In the 2015/16 National Budget the Finance Minister presented in Parliament on May 29 2015, government imposed a 10 percent excise duty on text messaging and Internet data.
Some players in the telecommunications sector, notably Airtel and TNM, as feared by Nankhumwa in his letter to the Finance Minister—written a day after the budget presentation in the House—indeed increased tariffs almost immediately.
Nankhumwa, when contacted, confirmed authoring the letter, but said he would not comment on it because the communication was not meant for public consumption.
And when asked for his reaction to concerns raised by his Cabinet colleague, Gondwe said he could not comment on issues confidentially communicated to him.
But Nankhumwa in the letter said in a sector which already has a number of taxes, telecommunications operators were likely to transfer the imposed taxes on the provision of the services to the end users.
Nankhumwa writes: “Analytical research demonstrates that the telecommunications/ICT sector tax revenues play an important role in national public services.
“This role must be weighed against potentially adverse effects that the taxation can bring to the growth of the sector, broadband penetration and the country’s economic growth.”
The minister said the proposed taxes on usage and consumption taxes would have a negative impact on the poor Malawians as subscribers would have to pay for the same access charge as the better off Malawians who would also pay more for usage on the same services.
Nankhumwa tells Gondwe: “If no taxes are imposed, the net effect from the increased volumes [assuming a 10 percent growth subscriber base and volume of data similar to 2014 rates at same tariffs prevailing currently] will be compensated by an increase in operators’ corporate income tax and the existing consumption rates at the current prevailing rates.

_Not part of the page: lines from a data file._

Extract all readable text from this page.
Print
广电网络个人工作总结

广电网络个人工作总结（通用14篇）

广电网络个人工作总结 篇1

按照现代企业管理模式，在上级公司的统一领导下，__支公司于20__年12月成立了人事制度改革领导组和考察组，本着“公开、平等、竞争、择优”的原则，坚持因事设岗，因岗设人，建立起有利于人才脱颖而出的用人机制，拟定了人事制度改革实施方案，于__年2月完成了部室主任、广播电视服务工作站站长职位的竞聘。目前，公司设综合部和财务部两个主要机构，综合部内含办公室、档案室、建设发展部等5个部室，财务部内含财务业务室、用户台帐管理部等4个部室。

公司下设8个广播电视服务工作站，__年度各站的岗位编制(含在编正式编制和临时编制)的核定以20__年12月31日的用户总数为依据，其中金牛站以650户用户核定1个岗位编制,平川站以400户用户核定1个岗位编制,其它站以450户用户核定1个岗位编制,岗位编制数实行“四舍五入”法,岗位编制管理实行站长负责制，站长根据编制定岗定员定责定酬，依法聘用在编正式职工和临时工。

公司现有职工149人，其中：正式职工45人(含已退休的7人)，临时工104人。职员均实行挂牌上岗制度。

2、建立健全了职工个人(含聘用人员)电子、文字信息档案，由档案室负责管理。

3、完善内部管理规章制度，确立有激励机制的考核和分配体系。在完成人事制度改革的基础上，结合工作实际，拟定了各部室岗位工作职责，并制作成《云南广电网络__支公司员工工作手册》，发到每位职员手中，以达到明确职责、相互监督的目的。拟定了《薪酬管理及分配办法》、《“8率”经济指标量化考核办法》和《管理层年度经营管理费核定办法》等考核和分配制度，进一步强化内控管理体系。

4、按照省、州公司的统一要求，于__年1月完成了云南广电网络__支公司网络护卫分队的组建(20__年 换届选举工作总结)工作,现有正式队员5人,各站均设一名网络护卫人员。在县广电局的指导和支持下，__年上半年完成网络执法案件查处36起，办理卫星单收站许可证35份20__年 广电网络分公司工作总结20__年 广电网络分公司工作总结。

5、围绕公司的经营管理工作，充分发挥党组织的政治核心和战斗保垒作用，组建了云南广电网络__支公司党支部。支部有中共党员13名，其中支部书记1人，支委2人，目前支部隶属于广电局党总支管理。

“The spillover effect to other sectors that rely on telecommunication/ICT services for their productivity may also affect potential income in the long run.”
Nankhumwa’s concerns to Gondwe expose a coordination gulf within the administration.
It also puts into question whether Cabinet really scrutinises the budget—as required—before giving approval to the Minister of Finance to table it before the National Assembly.
Some observers agree
Consumers Association of Malawi (Cama) executive director John Kapito said it is clear there is no coordination among ministries because what the Information Minister raised to his colleague should have been brought to his attention before the budget was presented in Parliament.
Kapito said: “Before budget is brought to Parliament, Cabinet meets to approve the budget. It should have been at this point that they were supposed to caution each other and not now.
“Are they telling us there wasn’t this process where they met to approve this budget? This is interesting and raises questions about the seriousness of this administration.”
Meanwhile, the Malawi Communications and Regulations Authority (Macra) said in an interview on Friday that it wrote government, through Ministry of Finance, raising fears of the negative impact the new tax would cause to the development of information and communication technology (ICT) in the country.
Macra director general Andrew Kumbatira said it was unfortunate to introduce a tax on text messaging and Internet data when countries in the region are fighting hard to lower taxes in the telecommunications sector as a way of facilitating economic growth.
Kapito, however, said with the cost of doing business in the country already high due to high tariffs in the telecommunications sector, the new tax on text messaging and Internet data would worsen the situation and drag the nation back.
Kapito said: “Almost all businesses are dependent on telecommunication and it has proved to be not cheap. Heads of State in the Sadc region actually signed a declaration to lower the rates.”
Heads of State in the Sadc region in August 2001 at their summit in Blantyre, in recognising that the community needs a coherent regional policy and strategy on ICT that promotes sustainable economic development, technology and bridges the digital divide within the region, committed themselves and their respective countries to removing trade barriers and reducing ICT related taxes and tariffs.
According to the 2014 ITU report, the cost of using a mobile phone in Malawi averaged about $12.67 (about K6 335) per month in 2013, about 56.29 percent of what an average Malawian earns.
The ITU ranked Malawi as the worst situation in the world out of 166 economies, a development which is influenced by the country’s poor income levels and the prohibitive cost of the services.
Relative to other economies in the region, according to the ITU report, Malawi customers on average use 30 percent of their income on mobile phones. In Zimbabwe it is at 26, Mozambique 18 percent, Zambia 14 percent, Kenya five while in Botswana it is at less than two percent.